Another Recipe.—Mix half a pint of alcohol, the same quantity of turpentine and two ounces of camphor. Keep in a stone bottle and shake well before using. The clothes or furs are to be wrapped in linen, and crumbled-up pieces of blotting-paper dipped in the liquid to be placed in the box with them, so that it smells strong. This requires renewing but once a year.
Another authority says that a positive, sure recipe is this: Mix equal quantities of pulverized borax, camphor gum and saltpetre together, making a powder. Sprinkle it dry under the edges of carpets, in drawers, trunks, etc., etc. It will also keep out all kinds of insects, if plentifully used. If the housekeeper will begin at the top of her house with a powder bellows and a large quantity of this fresh powder, and puff it thoroughly into every crack and crevice, whether or not there are croton bugs in them, to the very bottom of her house, special attention being paid to old furniture, closets, and wherever croton water is introduced, she will be freed from these torments. The operation may require a repetition, but the end is success.
MOTHS IN CARPETS.
If you fear that they are at work at the edge of the carpet, it will sometimes suffice to lay a wet towel, and press a hot flat-iron over it; but the best way is to take the carpet up, and clean it, and give a good deal of attention to the floor. Look in the cracks, and if you discover signs of moths, wash the floor with benzine, and scatter red pepper on it before putting the carpet lining down.
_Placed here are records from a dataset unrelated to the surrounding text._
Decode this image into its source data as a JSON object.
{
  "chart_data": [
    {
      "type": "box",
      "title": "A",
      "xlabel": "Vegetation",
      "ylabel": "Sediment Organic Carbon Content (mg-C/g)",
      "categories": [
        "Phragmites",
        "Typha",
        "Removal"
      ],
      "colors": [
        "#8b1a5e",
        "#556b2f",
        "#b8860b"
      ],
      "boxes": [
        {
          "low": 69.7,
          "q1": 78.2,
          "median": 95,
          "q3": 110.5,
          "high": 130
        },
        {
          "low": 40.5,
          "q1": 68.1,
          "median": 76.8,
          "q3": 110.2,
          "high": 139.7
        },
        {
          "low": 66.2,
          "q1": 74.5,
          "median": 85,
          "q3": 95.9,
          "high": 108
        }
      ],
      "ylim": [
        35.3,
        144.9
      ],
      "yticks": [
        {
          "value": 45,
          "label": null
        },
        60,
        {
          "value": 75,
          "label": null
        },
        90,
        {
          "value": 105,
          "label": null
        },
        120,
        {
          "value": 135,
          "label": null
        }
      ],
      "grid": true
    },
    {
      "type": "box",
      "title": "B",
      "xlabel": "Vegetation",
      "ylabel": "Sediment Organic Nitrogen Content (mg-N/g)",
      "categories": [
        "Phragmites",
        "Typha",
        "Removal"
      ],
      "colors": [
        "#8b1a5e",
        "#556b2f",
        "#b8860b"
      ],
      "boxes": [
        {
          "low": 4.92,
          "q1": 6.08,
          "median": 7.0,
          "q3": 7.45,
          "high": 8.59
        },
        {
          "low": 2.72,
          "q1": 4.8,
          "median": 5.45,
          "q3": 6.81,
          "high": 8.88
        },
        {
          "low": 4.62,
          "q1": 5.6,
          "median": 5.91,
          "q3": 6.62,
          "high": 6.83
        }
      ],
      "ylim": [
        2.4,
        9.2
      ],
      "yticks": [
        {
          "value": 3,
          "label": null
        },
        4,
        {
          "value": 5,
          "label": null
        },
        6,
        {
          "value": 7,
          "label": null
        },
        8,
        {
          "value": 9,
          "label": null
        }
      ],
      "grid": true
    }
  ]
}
Heavy carpets sometimes do not require taking up every year, unless in constant use. Take out the tacks from these, fold the carpets back, wash the floor in strong suds with a tablespoonful of borax dissolved in it. Dash with insect powder, or lay with tobacco leaves along the edge, and re-tack. Or use turpentine, the enemy of buffalo moths, carpet worms and other insects that injure and destroy carpets. Mix the turpentine with pure water in the proportion of three tablespoonfuls to three quarts of water, and then after the carpet has been well swept, go over each breadth carefully with a sponge dipped in the solution and wrung nearly dry. Change the water as often as it becomes dirty. The carpet will be nicely cleaned as well as disinfected. All moths can be kept away and the eggs destroyed by this means. Spots may be renovated by the use of ox-gall or ammonia and water.
A good way to brighten a carpet is to put half a tumbler of spirits of turpentine in a basin of water, and dip your broom in it and sweep over the carpet once or twice and it will restore the color and brighten it up until you would think it new. Another good way to clean old carpets is to rub them over with meal; just dampen it a very little and rub the carpet with it and when perfectly dry, sweep over with meal. After a carpet is thoroughly swept, rub it with a cloth dipped in water and ammonia; it will brighten the colors and make it look like new.